“No al catastrofismo”

Papa Francesco ha rivolto ai vescovi italiani, riuniti da lunedì 19 maggio a Roma in assemblea, un preciso monito perché reagiscano alla tentazione della “tristezza”, entrino nel “vissuto della gente”, e aiutino la società a “non cedere al catastrofismo e alla rassegnazione”, sostenendo con ogni forma di “solidarietà creativa” disoccupati, cassintegrati, precari, imprenditori, migranti e rifugiati. Si tratta di un'indicazione di percorso socio-religioso che guarda anche alla comunità nazionale pervasa da nord a sud da problemi gravi, non più dilazionabili.
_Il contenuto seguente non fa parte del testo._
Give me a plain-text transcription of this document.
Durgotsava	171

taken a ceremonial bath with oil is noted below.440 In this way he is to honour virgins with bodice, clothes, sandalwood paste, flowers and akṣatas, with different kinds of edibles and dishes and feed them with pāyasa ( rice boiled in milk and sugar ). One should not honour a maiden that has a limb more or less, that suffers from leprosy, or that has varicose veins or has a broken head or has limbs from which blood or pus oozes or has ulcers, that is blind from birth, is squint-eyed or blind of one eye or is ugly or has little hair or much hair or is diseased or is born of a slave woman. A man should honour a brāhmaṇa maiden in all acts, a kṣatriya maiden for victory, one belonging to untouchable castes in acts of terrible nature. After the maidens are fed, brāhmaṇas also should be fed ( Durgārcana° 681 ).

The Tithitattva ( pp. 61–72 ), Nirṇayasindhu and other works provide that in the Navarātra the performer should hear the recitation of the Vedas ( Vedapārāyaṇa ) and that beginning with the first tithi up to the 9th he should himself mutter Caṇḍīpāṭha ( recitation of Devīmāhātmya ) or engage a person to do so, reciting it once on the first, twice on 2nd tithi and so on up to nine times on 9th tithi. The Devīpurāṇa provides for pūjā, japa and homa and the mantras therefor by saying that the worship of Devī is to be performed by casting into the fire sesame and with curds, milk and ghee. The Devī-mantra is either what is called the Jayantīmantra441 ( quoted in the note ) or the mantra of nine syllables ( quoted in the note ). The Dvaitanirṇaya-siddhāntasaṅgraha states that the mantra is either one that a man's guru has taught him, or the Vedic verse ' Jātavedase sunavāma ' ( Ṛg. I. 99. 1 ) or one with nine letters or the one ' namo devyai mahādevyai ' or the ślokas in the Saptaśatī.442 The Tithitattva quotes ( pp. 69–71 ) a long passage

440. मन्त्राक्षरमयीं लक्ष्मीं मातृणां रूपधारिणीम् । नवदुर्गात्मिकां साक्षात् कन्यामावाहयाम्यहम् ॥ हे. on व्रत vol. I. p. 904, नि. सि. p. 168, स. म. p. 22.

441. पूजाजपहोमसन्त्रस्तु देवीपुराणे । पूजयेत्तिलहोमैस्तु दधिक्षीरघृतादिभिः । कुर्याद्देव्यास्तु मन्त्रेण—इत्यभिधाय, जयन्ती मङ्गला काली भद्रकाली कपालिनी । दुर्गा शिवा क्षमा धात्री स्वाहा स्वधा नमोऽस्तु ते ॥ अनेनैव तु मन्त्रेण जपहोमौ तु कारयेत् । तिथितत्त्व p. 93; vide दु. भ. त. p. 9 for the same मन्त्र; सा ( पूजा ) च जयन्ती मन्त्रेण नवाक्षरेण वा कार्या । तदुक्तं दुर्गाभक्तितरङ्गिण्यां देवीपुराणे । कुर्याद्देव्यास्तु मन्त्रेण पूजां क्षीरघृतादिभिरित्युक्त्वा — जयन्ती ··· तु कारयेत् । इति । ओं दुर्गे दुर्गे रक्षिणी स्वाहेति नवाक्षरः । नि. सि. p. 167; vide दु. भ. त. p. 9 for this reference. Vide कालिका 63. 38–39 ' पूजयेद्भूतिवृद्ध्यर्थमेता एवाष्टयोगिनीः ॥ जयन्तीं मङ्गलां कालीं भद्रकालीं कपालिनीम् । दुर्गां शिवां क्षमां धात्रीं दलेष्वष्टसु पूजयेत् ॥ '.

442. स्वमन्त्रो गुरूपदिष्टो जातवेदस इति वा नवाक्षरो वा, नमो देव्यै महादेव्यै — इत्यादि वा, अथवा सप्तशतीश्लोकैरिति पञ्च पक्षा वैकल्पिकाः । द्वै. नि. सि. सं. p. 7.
Oltre che di lavoro, il Papa ha parlato del metodo, dicendo che “nulla giustifica la divisione: la mancanza o la povertà di comunione deturpa il volto di Cristo e dilania la Chiesa”.

Dal ruolo dei giovani all'azione delle donne l'invito di Francesco è “ad accompagnare con larghezza la crescita di una corresponsabilità laicale”, mentre con i migranti serve “un abbraccio accogliente”. Per la cronaca, va detto inoltre che Bergoglio ha fatto distribuire ai componenti dell'assemblea il discorso di Paolo VI alla plenaria dei vescovi italiani del 14 aprile 1964, definendolo “un gioiello” per la sua attualità “come fosse stato pronunciato ieri”. Il Papa scende sul piano concreto dell'agire definendo regole comportamentali che portino ad avitare la tentazione di distinguere “tra noi” e “gli altri”, mettendo in guardia dalle “chiusure” e dall'”attesa sterile di chi non esce dal proprio recinto e non attraversa la piazza, ma rimane a sedere ai piedi del campanile, lasciando che il mondo vada per la sua strada”. Le contrapposizioni di campanile sono denunciate dal papa come fattori di isolamento, di competitività assurda, ma anche di sterilità, di inoperosità. Quel starsene seduti in attesa degli eventi è un'immagine che la dice lunga, contigua con l'oziare pettegolo di fronte ad una crisi che si presenta come “un'emergenza storica” che “interpella la responsabilità sociale di tutti”. La rotta: “Come Chiesa, aiutiamo a non cedere al catastrofismo e alla rassegnazione”. Dall'inizio del papato, è la prima volta che il vescovo di Roma inaugura un'assemblea Cei: vi partecipa anche mons. Luigi Bressan.

Jorge Mario Bergoglio ha poi parlato della spiritualità “come ritorno all'essenziale” indicando i “luoghi” di presenza come cristiani: la famiglia, i disoccupati, i “migranti che fuggono dall'intolleranza, dalla persecuzione, dalla mancanza di futuro”. Tutto cià avviene di fronte al “popolo fedele” che “ci guarda per essere aiutato a cogliere la singolarità del proprio quotidiano nel contesto del disegno provvidenziale di Dio”. “La fede, fratelli – ha chiarito Francesco – è memoria viva di un incontro, alimentato al fuoco della Parola che plasma il ministero e unge tutto il nostro popolo; la fede è sigollo posto sul cuore: senza questa custodia, senza la preghiera assiidua, il Pastore è esposto al pericolo di vergognarsi del Vangelo, finendo per stemperare lo scandalo della croce nella sapienza mondana”. Fra le tentazioni “che sfigurano”, il Papa ha indicato la gestione personalistica del tempo, le chiacchiere, le mezze verità che diventano bugie, la litania delle lamentele che tradisce intime delusioni, la durezza di chi giudica senza coinvolgersi e il lassismo di quanti accondiscendono senza farsi carico dell'altro.

Ed ancora il rodersi della gelosia, l'accecamento indotto dall'invidia, l'ambizione che genera correnti, consorterie, settarsmo. “E, poi, – ha aggiunto – il ripiegamento che va a cercare nelle forme del passato le sicurezze perdute; e la pretesa di quanti vorrebbero difendere l'unità negando le diversità, umiliando così i doni con cui Dio continua a rendere giovane e bella la sua Chiesa”. Tutto questo ed altro ancora è detto per i vescovi, in un'assemblea dove per il Papa “ognuno dice quello che sente, in faccia ai fratelli; e questo Il presidente della Cei, Angelo Bagnasco, aveva portato il saluto di benvenuto al Papa ed ha poi definito il discorso di Francesco la “bussola per la Chiesa italiana”.